Light – Take a bright, but small lamp. A bike light is ideal. Hold it at the stretch of skin where your thumb and your index finger meet. Look at the light transmitted through your hand on the other side. It looks red, doesn’t it? White (normal) light, is in fact made up of all colours at once, but only red light goes through your skin, the rest is absorbed. You have just neatly demonstrated the ‘near-infrared window’. Whilst human beings are quite opaque (light absorbing), red light is able to travel through the skin relatively deep without being absorbed.

Gold – Take a lump of gold (a small nugget will do) and start chopping it up into small pieces. Just kidding. But if you were to do chop and grind the gold finely enough you will find it changes colour from golden/yellow to deep red. At the nanoscale, the optical properties of gold change because the surface electrons oscillate collectively – a phenomenon known as surface plasmon resonance. Moreover, they are able to convert light energy (especially infrared light) into heat.

Treating cancer using surfaces, light and gold – Imagine we grow the MOF around a gold nanoparticle, so we have ‘nano-Kinderegg’ with a gold core and a MOF shell. The MOF only consists of surfaces and pores, so like a sponge we can put stuff inside it and ‘squeeze’ it out.
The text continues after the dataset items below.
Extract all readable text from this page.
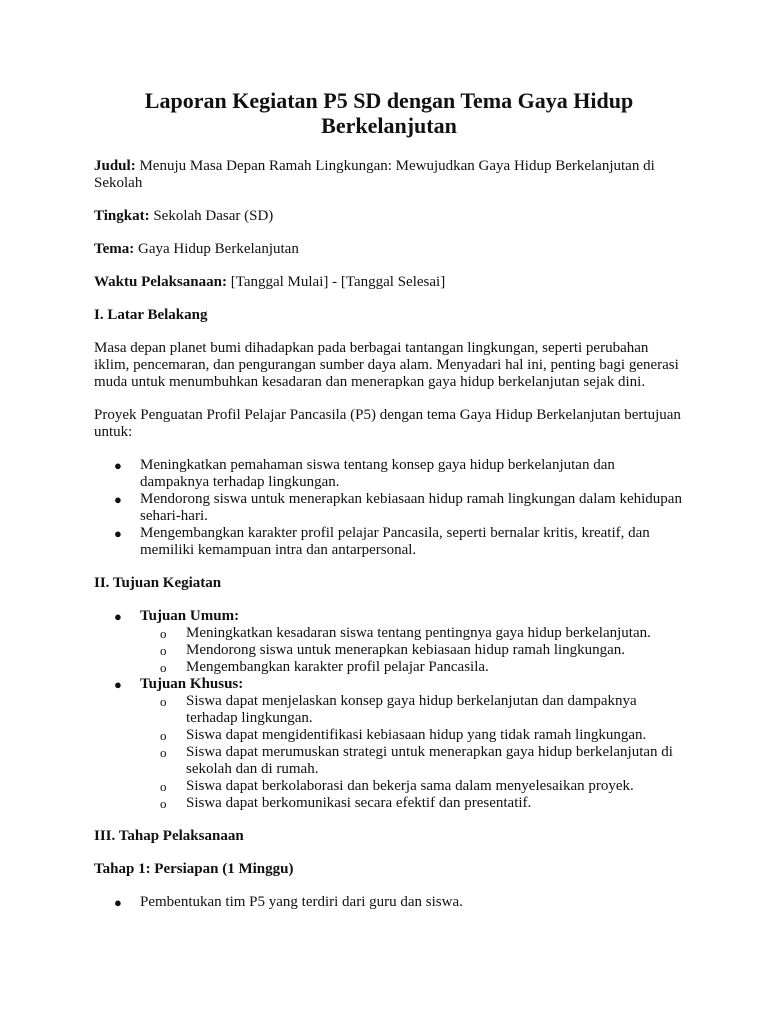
Laporan Kegiatan P5 SD dengan Tema Gaya Hidup Berkelanjutan
Judul: Menuju Masa Depan Ramah Lingkungan: Mewujudkan Gaya Hidup Berkelanjutan di Sekolah
Tingkat: Sekolah Dasar (SD)
Tema: Gaya Hidup Berkelanjutan
Waktu Pelaksanaan: [Tanggal Mulai] - [Tanggal Selesai]
I. Latar Belakang
Masa depan planet bumi dihadapkan pada berbagai tantangan lingkungan, seperti perubahan iklim, pencemaran, dan pengurangan sumber daya alam. Menyadari hal ini, penting bagi generasi muda untuk menumbuhkan kesadaran dan menerapkan gaya hidup berkelanjutan sejak dini.
Proyek Penguatan Profil Pelajar Pancasila (P5) dengan tema Gaya Hidup Berkelanjutan bertujuan untuk:
● Meningkatkan pemahaman siswa tentang konsep gaya hidup berkelanjutan dan dampaknya terhadap lingkungan.
● Mendorong siswa untuk menerapkan kebiasaan hidup ramah lingkungan dalam kehidupan sehari-hari.
● Mengembangkan karakter profil pelajar Pancasila, seperti bernalar kritis, kreatif, dan memiliki kemampuan intra dan antarpersonal.
II. Tujuan Kegiatan
● Tujuan Umum:
o Meningkatkan kesadaran siswa tentang pentingnya gaya hidup berkelanjutan.
o Mendorong siswa untuk menerapkan kebiasaan hidup ramah lingkungan.
o Mengembangkan karakter profil pelajar Pancasila.
● Tujuan Khusus:
o Siswa dapat menjelaskan konsep gaya hidup berkelanjutan dan dampaknya terhadap lingkungan.
o Siswa dapat mengidentifikasi kebiasaan hidup yang tidak ramah lingkungan.
o Siswa dapat merumuskan strategi untuk menerapkan gaya hidup berkelanjutan di sekolah dan di rumah.
o Siswa dapat berkolaborasi dan bekerja sama dalam menyelesaikan proyek.
o Siswa dapat berkomunikasi secara efektif dan presentatif.
III. Tahap Pelaksanaan
Tahap 1: Persiapan (1 Minggu)
● Pembentukan tim P5 yang terdiri dari guru dan siswa.
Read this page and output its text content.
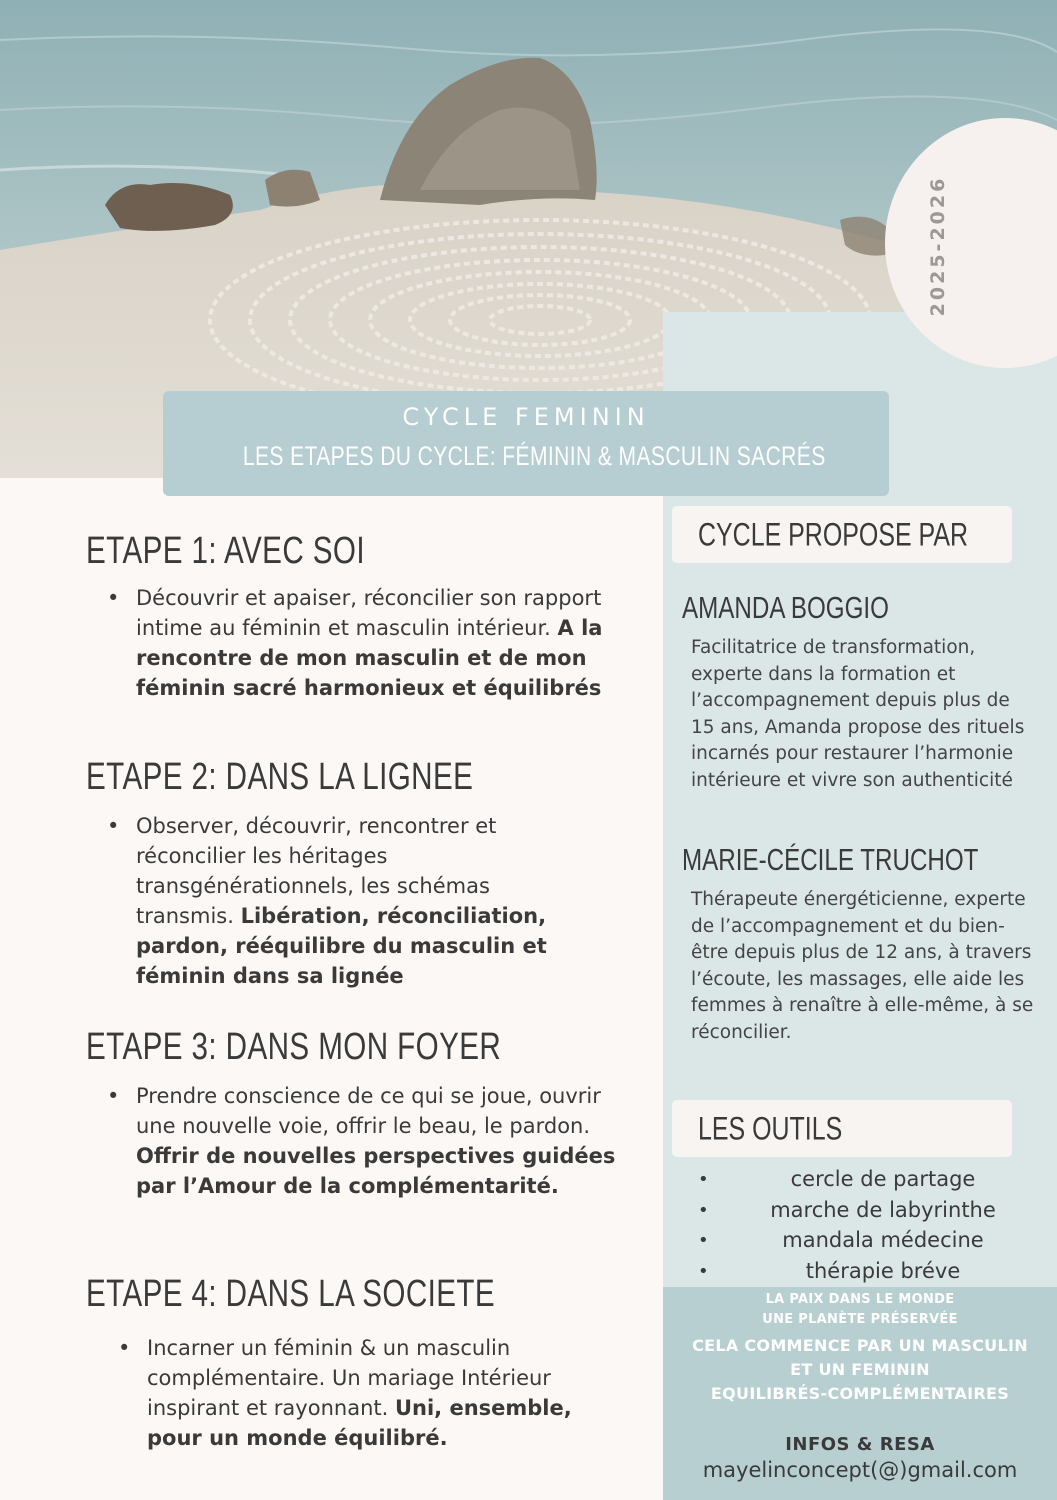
2025-2026
CYCLE FEMININ
LES ETAPES DU CYCLE: FÉMININ & MASCULIN SACRÉS
ETAPE 1: AVEC SOI
• Découvrir et apaiser, réconcilier son rapport intime au féminin et masculin intérieur. A la rencontre de mon masculin et de mon féminin sacré harmonieux et équilibrés
ETAPE 2: DANS LA LIGNEE
• Observer, découvrir, rencontrer et réconcilier les héritages transgénérationnels, les schémas transmis. Libération, réconciliation, pardon, rééquilibre du masculin et féminin dans sa lignée
ETAPE 3: DANS MON FOYER
• Prendre conscience de ce qui se joue, ouvrir une nouvelle voie, offrir le beau, le pardon. Offrir de nouvelles perspectives guidées par l’Amour de la complémentarité.
ETAPE 4: DANS LA SOCIETE
• Incarner un féminin & un masculin complémentaire. Un mariage Intérieur inspirant et rayonnant. Uni, ensemble, pour un monde équilibré.
CYCLE PROPOSE PAR
AMANDA BOGGIO
Facilitatrice de transformation, experte dans la formation et l’accompagnement depuis plus de 15 ans, Amanda propose des rituels incarnés pour restaurer l’harmonie intérieure et vivre son authenticité
MARIE-CÉCILE TRUCHOT
Thérapeute énergéticienne, experte de l’accompagnement et du bien-être depuis plus de 12 ans, à travers l’écoute, les massages, elle aide les femmes à renaître à elle-même, à se réconcilier.
LES OUTILS
•	cercle de partage
•	marche de labyrinthe
•	mandala médecine
•	thérapie bréve
LA PAIX DANS LE MONDE
UNE PLANÈTE PRÉSERVÉE
CELA COMMENCE PAR UN MASCULIN
ET UN FEMININ
EQUILIBRÉS-COMPLÉMENTAIRES
INFOS & RESA
mayelinconcept(@)gmail.com
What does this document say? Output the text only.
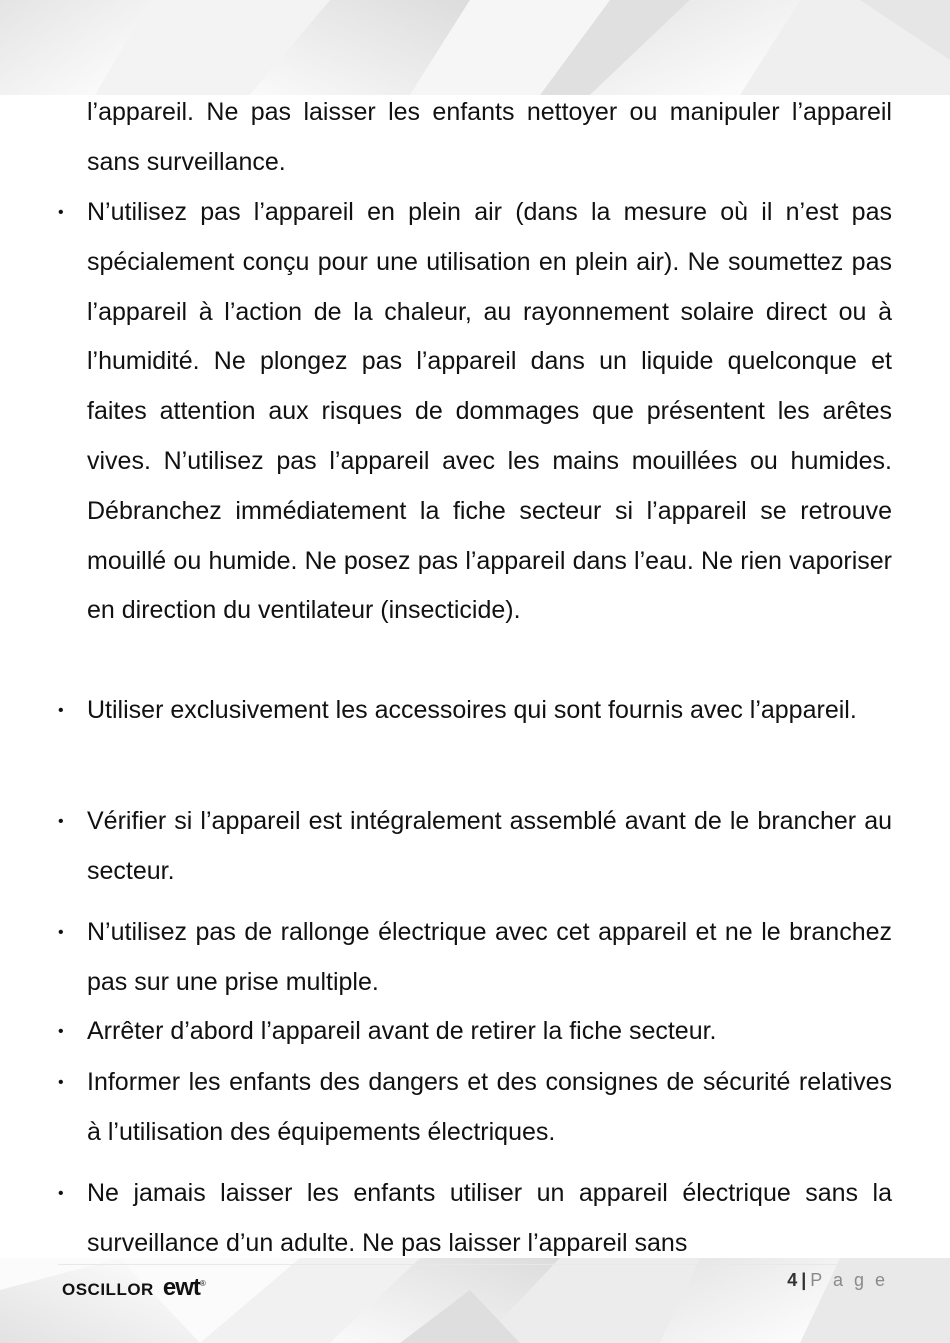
•
•
•
•
•
•
•

l’appareil. Ne pas laisser les enfants nettoyer ou manipuler l’appareil sans surveillance.

N’utilisez pas l’appareil en plein air (dans la mesure où il n’est pas spécialement conçu pour une utilisation en plein air). Ne soumettez pas l’appareil à l’action de la chaleur, au rayonnement solaire direct ou à l’humidité. Ne plongez pas l’appareil dans un liquide quelconque et faites attention aux risques de dommages que présentent les arêtes vives. N’utilisez pas l’appareil avec les mains mouillées ou humides. Débranchez immédiatement la fiche secteur si l’appareil se retrouve mouillé ou humide. Ne posez pas l’appareil dans l’eau. Ne rien vaporiser en direction du ventilateur (insecticide).

Utiliser exclusivement les accessoires qui sont fournis avec l’appareil.

Vérifier si l’appareil est intégralement assemblé avant de le brancher au secteur.

N’utilisez pas de rallonge électrique avec cet appareil et ne le branchez pas sur une prise multiple.

Arrêter d’abord l’appareil avant de retirer la fiche secteur.

Informer les enfants des dangers et des consignes de sécurité relatives à l’utilisation des équipements électriques.

Ne jamais laisser les enfants utiliser un appareil électrique sans la surveillance d’un adulte. Ne pas laisser l’appareil sans

OSCILLOR ewt®	4 | P a g e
The ‘squeezing’ can be done by applying heat from inside the core-shell nanoparticle. In our case we put anti-cancer drugs inside the MOF pores and squeeze them out remotely using light energy, which is converted into heat inside the MOF particles. By applying this principle, we can transport transport drug molecules safely around the body and only release them on demand only where we shine our infrared light. So let’s pew the laser and start working!